I.1 Les conditions du succès du cinéma allemandallemand

I.1.1 D’une annexion à l’autre : l’enjeu

linguistique

Si d’un point de vue administratif la proclamation officielle de la Moselle en tant que département de la République Française en 1790 en fait historiquement et légalement un territoire français, d’un point de vue culturel l’identité mosellane est bien plus difficile à distinguer. L’ambition même des nazis de germaniser ce territoire, le point central de la présente étude, concède ainsi que la Moselle est faite d’une essence culturelle germanique assez dense pour projeter de l’inclure dans l’Empire national-socialiste. La Lorraine, conquise par les peuples germains, intégrée dans le Saint-Empire Germanique reviendrait historiquement et culturellement au Reich dans la perspective des approches pangermanistes et d’après la notion du Volksdeutschen. D’ailleurs la dénomination donnée à la Moselle durant les deux annexions,

Lothringen se rapporte directement à la Lotharingie, royaume de Lothaire II, rattachée à la Germanie en 880.

L’un des facteurs essentiels de cette culture particulière est l’usage des langues. La Moselle possède en son sein une « frontière linguistique » séparant virtuellement une population sensible à des langues d’origine germanique et une autre employant d’avantage le Français. On trouve ainsi d’un côté la Moselle germanique où l’on parle le dialecte platt ou

ditsch, et de l’autre la Moselle romane. Cette différenciation linguistique trouve ses origines au VIème siècle lorsque les tribus germaniques traversèrent le Rhin et s’installèrent sur l’actuel territoire mosellan dans une zone coupant le département du nord-est au sud-ouest. Très peu marquée par les siècles qui sont passés, cette frontière linguistique est sensiblement identique au XIXème siècle où elle s’étend d’Audun-Le-Tiche à Sarrebourg126. L’usage au sein du département de langues cousines de l’Allemand provoque indéniablement une parentalité forte entre la population mosellane et celle d’outre-Rhin. La constitution de l’identité d’un peuple a pour prérogative une langue commune pour tous ses membres127. L’usage des dialectes en Moselle serait ainsi à la fois le produit d’une identité historique germanique et agent influent d’une affinité culturelle en commun avec les Allemands. Cela induit aussi que la Moselle ferait coexister deux zones aux pratiques culturelles différentes, et en effet plusieurs études ont montré qu’il existait des différences socio-culturelles entre les habitants des deux zones linguistiques. Pierre Brasme a étudié la population de Moselle au XIXème siècle et a notamment remarqué que la Moselle germanophone a une croissance démographique plus forte que la Moselle francophone, ou encore que l’émigration vers les Etats-Unis touche majoritairement les Mosellans germanophones128. Une autre enquête ethnologique effectuée par Colette Méchin et Sylvie Maurer avait pour objectif de vérifier si la frontière culturelle coïncidait précisément avec la frontière linguistique129.

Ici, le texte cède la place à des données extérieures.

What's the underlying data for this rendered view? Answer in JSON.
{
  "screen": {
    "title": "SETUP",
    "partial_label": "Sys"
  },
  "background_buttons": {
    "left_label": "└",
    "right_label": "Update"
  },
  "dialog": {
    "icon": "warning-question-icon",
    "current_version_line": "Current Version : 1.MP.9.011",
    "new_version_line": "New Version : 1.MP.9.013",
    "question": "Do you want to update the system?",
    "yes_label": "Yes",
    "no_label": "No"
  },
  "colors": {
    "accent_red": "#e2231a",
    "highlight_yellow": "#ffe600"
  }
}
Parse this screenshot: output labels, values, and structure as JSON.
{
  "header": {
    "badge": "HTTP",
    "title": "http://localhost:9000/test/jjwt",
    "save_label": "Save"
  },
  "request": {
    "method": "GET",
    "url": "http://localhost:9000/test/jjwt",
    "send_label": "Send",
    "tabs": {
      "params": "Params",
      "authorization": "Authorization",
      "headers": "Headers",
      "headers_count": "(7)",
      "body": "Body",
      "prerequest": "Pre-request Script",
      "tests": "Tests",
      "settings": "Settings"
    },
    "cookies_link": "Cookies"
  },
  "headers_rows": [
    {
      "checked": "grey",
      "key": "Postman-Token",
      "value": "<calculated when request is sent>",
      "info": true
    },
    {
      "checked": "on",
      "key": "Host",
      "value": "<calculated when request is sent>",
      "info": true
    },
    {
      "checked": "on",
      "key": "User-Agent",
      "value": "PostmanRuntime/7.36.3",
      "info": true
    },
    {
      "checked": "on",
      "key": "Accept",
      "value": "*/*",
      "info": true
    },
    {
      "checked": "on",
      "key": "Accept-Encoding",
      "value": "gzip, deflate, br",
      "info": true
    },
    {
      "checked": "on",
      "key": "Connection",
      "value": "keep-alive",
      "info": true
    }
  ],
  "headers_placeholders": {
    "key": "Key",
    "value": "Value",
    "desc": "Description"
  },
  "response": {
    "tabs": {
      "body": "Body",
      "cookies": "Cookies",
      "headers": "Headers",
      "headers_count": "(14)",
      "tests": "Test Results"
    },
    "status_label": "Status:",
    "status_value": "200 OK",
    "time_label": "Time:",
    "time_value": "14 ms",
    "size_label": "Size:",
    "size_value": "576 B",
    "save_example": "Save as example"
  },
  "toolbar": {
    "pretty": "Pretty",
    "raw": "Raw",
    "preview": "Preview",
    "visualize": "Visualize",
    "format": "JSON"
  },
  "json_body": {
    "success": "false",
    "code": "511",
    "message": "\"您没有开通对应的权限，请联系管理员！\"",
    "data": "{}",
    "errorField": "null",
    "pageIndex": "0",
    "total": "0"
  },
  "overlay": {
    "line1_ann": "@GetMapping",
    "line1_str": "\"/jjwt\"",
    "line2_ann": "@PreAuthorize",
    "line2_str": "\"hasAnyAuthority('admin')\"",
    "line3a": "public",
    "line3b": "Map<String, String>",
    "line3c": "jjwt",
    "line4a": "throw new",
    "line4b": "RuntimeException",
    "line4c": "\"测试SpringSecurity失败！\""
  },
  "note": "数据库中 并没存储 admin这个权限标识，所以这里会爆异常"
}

Au début de l’été 1870, la Moselle est au premier rang de la guerre qui se prépare. Durant l’été, les premières batailles entre Prussiens et Français se déroulent notamment dans le département130. Les mauvais choix stratégiques entraînent le recul de l’armée française vers l’intérieur de la France. À partir de là et jusqu’en 1918, la Moselle est une portion du Reichsland

126 LOEW Guy, « Vers la disparition des frontières ? L'exemple des frontières du département de la Moselle »,

Cahiers Lorrains, 1996, volume 3, p. 227-232.

127 MENISSIER Thierry, « Culture et identité », Le Portique, [En ligne], 5-2007, Recherches, mis en ligne le 07 décembre 2007, consulté le 30 mai 2017, <http://leportique.revues.org/1387>.

128 BRASME Pierre, La population de Moselle 1815-1914, Thèse de doctorat en histoire sous la direction d’Alfred Wahl, Université de Metz, 1997. Cité par SCHNEIDER Denis, « Que penser de la frontière linguistique qui traverse le département de la Moselle ? », 2013 (non publié).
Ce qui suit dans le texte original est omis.